Graphene shows signs of superconductivity

With extra ingredients, flat form of carbon displays evidence of resistance-free current

different versions of graphene

GRAPHENE ADDITIVE  Pure graphene (a) is a great conductor. But graphene doped with calcium (d) is a superconductor at low temperatures, a new study demonstrates. Trials with potassium (b) and cesium (c) showed no superconductivity.

J. Chapman et al/arXiv.org 2015

Chalk up another superpower for the thinnest material on the planet.

When sprinkled with certain atoms, graphene — a flat sheet of honeycombed carbon atoms — conducts electrical current with no resistance at low temperatures, four research teams report. While graphene has awed scientists with its conducting prowess for over a decade, this is the first evidence that the wonder material can be a superconductor.

The research groups, which all reported their findings in separate papers posted online at arXiv.org the week of August 24, used different approaches to test for superconductivity and came up with some conflicting results.
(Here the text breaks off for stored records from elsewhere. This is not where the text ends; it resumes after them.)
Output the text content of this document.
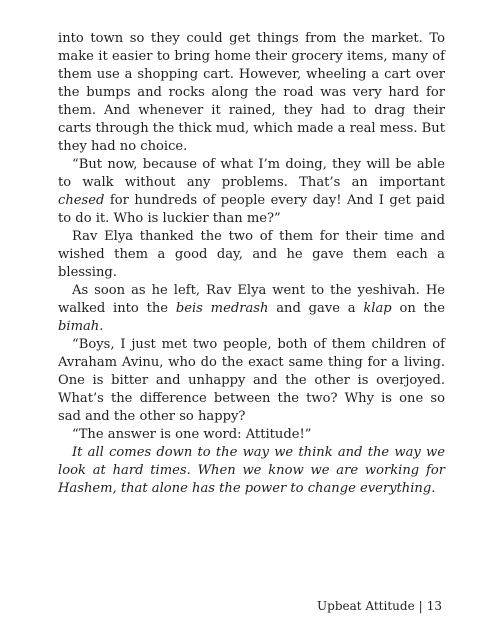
into town so they could get things from the market. To make it easier to bring home their grocery items, many of them use a shopping cart. However, wheeling a cart over the bumps and rocks along the road was very hard for them. And whenever it rained, they had to drag their carts through the thick mud, which made a real mess. But they had no choice.

“But now, because of what I’m doing, they will be able to walk without any problems. That’s an important chesed for hundreds of people every day! And I get paid to do it. Who is luckier than me?”

Rav Elya thanked the two of them for their time and wished them a good day, and he gave them each a blessing.

As soon as he left, Rav Elya went to the yeshivah. He walked into the beis medrash and gave a klap on the bimah.

“Boys, I just met two people, both of them children of Avraham Avinu, who do the exact same thing for a living. One is bitter and unhappy and the other is overjoyed. What’s the difference between the two? Why is one so sad and the other so happy?

“The answer is one word: Attitude!”

It all comes down to the way we think and the way we look at hard times. When we know we are working for Hashem, that alone has the power to change everything.

Upbeat Attitude | 13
Nonetheless, “the evidence for superconductivity is completely convincing,” says Allan MacDonald, a theoretical condensed matter physicist at the University of Texas at Austin who was not involved with any of the studies. Follow-up research could help scientists better understand superconductivity and how it works in ultrathin materials, whose properties are strikingly different from those of their bulky counterparts.
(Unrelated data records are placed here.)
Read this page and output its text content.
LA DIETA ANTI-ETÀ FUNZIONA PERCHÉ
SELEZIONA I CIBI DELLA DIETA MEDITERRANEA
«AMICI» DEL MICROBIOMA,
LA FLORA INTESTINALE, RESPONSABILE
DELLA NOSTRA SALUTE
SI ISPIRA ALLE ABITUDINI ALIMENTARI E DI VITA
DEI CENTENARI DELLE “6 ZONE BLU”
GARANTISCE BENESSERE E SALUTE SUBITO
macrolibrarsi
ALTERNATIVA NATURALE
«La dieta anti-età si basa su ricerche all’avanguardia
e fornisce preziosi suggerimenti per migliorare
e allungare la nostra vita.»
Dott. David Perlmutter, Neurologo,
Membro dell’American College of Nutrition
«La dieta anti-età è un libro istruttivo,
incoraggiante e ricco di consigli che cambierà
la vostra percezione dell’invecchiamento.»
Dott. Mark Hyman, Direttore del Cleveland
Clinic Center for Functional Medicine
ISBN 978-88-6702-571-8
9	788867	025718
There’s no material quite like graphene. It’s strong yet flexible, it’s an impenetrable wall for molecules trying to pass through and it’s a fantastic conductor (SN: 8/13/11, p. 26). But electrons in even the best conductors bump into walls and scatter, creating electrical resistance. Because graphene’s thicker cousin graphite can be coaxed to superconduct, theorists proposed that graphene doped with elements such as lithium could also shuttle current resistance-free.

Andrea Damascelli, a condensed matter physicist at the University of British Columbia in Vancouver, and his team carefully prepared graphene sheets and sprinkled them with lithium atoms at very low temperatures. Then the researchers fired photons into each sheet and analyzed the electrons that came out. Electrons usually repel each other due to their negative charge, but the physicists saw evidence that the electrons were partnering to form Cooper pairs, which glide through a material without scattering. The team concluded in a paper that will appear September 8 in the Proceedings of the National Academy of Sciences that lithium-doped graphene is a superconductor at temperatures as high as about 6 kelvins (–267° Celsius).
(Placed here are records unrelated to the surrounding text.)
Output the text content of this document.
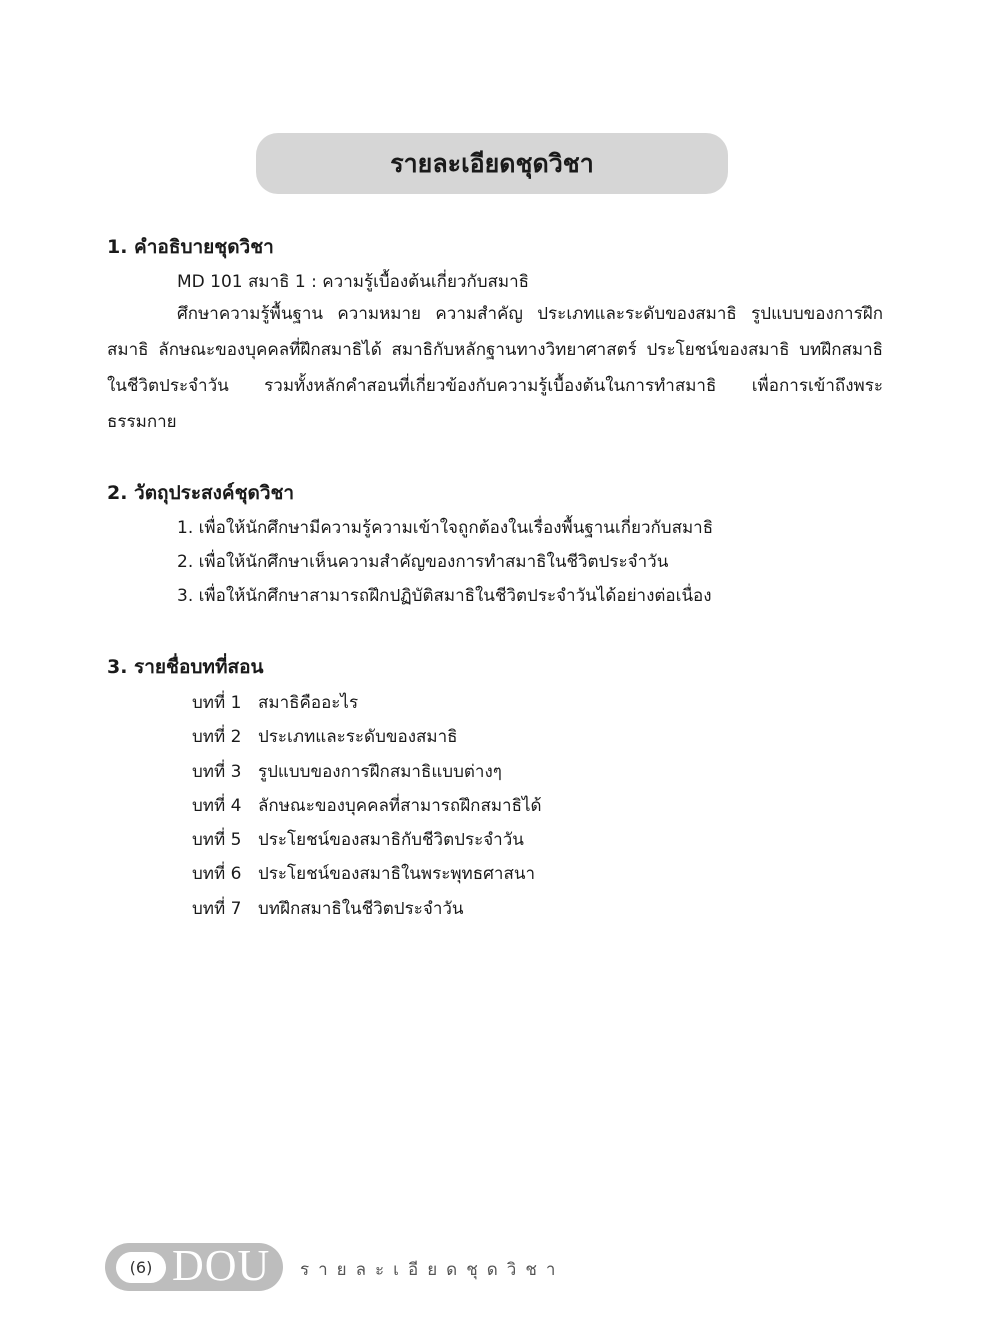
รายละเอียดชุดวิชา
1. คำอธิบายชุดวิชา

MD 101 สมาธิ 1 : ความรู้เบื้องต้นเกี่ยวกับสมาธิ

ศึกษาความรู้พื้นฐาน ความหมาย ความสำคัญ ประเภทและระดับของสมาธิ รูปแบบของการฝึกสมาธิ ลักษณะของบุคคลที่ฝึกสมาธิได้ สมาธิกับหลักฐานทางวิทยาศาสตร์ ประโยชน์ของสมาธิ บทฝึกสมาธิในชีวิตประจำวัน รวมทั้งหลักคำสอนที่เกี่ยวข้องกับความรู้เบื้องต้นในการทำสมาธิ เพื่อการเข้าถึงพระธรรมกาย

2. วัตถุประสงค์ชุดวิชา

1. เพื่อให้นักศึกษามีความรู้ความเข้าใจถูกต้องในเรื่องพื้นฐานเกี่ยวกับสมาธิ

2. เพื่อให้นักศึกษาเห็นความสำคัญของการทำสมาธิในชีวิตประจำวัน

3. เพื่อให้นักศึกษาสามารถฝึกปฏิบัติสมาธิในชีวิตประจำวันได้อย่างต่อเนื่อง

3. รายชื่อบทที่สอน
บทที่ 1 สมาธิคืออะไร
บทที่ 2 ประเภทและระดับของสมาธิ
บทที่ 3 รูปแบบของการฝึกสมาธิแบบต่างๆ
บทที่ 4 ลักษณะของบุคคลที่สามารถฝึกสมาธิได้
บทที่ 5 ประโยชน์ของสมาธิกับชีวิตประจำวัน
บทที่ 6 ประโยชน์ของสมาธิในพระพุทธศาสนา
บทที่ 7 บทฝึกสมาธิในชีวิตประจำวัน
(6) DOU รายละเอียดชุดวิชา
Another group, led by condensed matter physicist Rahul Nair of the University of Manchester in England, analyzed a stack of thousands of graphene layers. The researchers showed that graphene that’s doped with calcium atoms and chilled to temperatures of about 6 kelvins expelled magnetic fields, a signature of superconductivity known as the Meissner effect (SN: 8/8/15, p. 12).

Both Nair’s team and a Japanese group succeeded in getting graphene to superconduct with calcium but failed with lithium, which contradicts the results of Damascelli’s group and a South Korean team. Differing experimental approaches may be to blame, MacDonald says. Still, he says, the studies are important for detecting such an exotic phenomenon in an exciting new class of materials. “There are not many examples of truly two-dimensional superconductors,” he says.

Editor’s Note: This story was updated on September 14, 2015, to correct the date that the paper appeared online in the Proceedings of the National Academy of Sciences.